Of even more interest than this May 4, 2009 dodge-the-bullet article at news-press.com were the reader responses which followed.
“Lee County residents in increasing numbers are finding themselves on the horns of a financial dilemma. With their homes worth less than their mortgages, should they continue making their monthly payments or ditch the house and start over? It’s a problem faced by a lot of people: Zillow.com reported recently 32.2 percent of homeowners in Cape Coral- Fort Myers were upside down in their homes at the end of 2008.
“- Run out the clock. If you simply stop paying on your mortgage and ignore the threatening letters, eventually your lender will file for foreclosure against you. You won’t have to do non-emergency repairs on your house or make mortgage payments for the six months or longer it typically takes for a foreclosure lawsuit to plod through Lee County’s overloaded court system, where almost 30,000 foreclosure cases are ahead of you with about 2,000 new ones a month.

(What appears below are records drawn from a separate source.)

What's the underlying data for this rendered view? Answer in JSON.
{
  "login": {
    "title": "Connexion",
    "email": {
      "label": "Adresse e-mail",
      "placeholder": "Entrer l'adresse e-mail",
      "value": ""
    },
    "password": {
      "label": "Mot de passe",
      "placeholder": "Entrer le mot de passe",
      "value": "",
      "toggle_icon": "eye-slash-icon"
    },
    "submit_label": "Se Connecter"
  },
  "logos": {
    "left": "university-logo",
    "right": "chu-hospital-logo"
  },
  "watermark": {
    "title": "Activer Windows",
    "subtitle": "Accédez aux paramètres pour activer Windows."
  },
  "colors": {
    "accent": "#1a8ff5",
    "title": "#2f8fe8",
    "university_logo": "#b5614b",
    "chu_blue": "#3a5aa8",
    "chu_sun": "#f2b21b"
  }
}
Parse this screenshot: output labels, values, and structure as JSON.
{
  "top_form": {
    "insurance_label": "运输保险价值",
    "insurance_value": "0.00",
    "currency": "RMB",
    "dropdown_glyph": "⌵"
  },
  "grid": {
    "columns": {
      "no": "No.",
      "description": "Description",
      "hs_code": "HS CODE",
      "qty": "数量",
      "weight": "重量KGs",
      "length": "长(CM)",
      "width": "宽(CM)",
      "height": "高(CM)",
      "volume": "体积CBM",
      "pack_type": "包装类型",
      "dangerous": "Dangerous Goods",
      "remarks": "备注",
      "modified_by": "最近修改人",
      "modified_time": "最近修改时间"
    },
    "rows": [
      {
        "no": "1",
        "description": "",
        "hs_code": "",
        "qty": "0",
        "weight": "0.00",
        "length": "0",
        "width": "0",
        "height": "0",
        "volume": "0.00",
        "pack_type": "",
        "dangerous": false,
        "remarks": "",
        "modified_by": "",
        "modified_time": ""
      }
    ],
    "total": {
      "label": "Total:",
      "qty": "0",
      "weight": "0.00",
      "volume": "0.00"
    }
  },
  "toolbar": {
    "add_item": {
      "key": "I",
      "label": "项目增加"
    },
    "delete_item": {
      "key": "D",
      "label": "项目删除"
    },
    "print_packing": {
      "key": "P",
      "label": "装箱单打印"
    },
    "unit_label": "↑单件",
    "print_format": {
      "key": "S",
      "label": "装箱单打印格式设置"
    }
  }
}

“- Hire an attorney. An attorney will negotiate with the bank for what’s called a “deed in lieu of foreclosure.” That means the bank agrees to let you transfer the deed to the bank in exchange for whatever you owe on the loan.
“- Get the bank’s attention. Lenders typically are more willing to discuss the terms of a mortgage with a borrower who’s stopped paying for a few months. You probably will not be able to negotiate a lower loan amount but might be able to get a lower interest rate or stretch out your payments – possibly making it in your interest to keep paying the mortgage even though you’re upside down.”
And the responses…
“Too much negative thinking and lousy advise. [sic] Like many my mortgage is higher than the worth,[sic] but by keeping my mortgage up and making improvements to my property it’ll reverse itself in two to five years, And probably be worth more than what I anticipate. You make a commitment-stick to it.
“What a STUPID article. It should be retitled: Top Four Ways to be an Irresponsible Schmuck and Lengthen the Recession. These exact reasons are why we are in this real estate fiasco in the first place. How about this advice: if you buy a home, live in it and pay your mortgage. The upside down price gap will start closing soon, just be patient and wait it out. Heck, I’m 80% upside down and you don’t see me sweating.
“Bad article…very bad. Look, I’m underwater on my place but I bought it knowing I could afford AT THE PRICE PAID. I will try to refinance when the situation changes; however, as a responsible home buyer, this article is offensive from start to finish.”
Draining the Swamp
From Attorney Marijo McCarthy regarding a spouse’s liability for the debts of their husbands/wives –
- With the signature of a single spouse and home owned as Tenant by the Entirety: lender can sue and attach a judgment, but not force a sale.
- With the signatures of both spouses and home owned as Tenant by the Entirety: if both spouses are involved in the business, lender can sue, attach and, if there is any equity left, may be able to sell, unless there’s protection of a prior Homestead filing and/or liens on record. If the lender persists, the couple can file personal bankruptcy and frequently protect the house.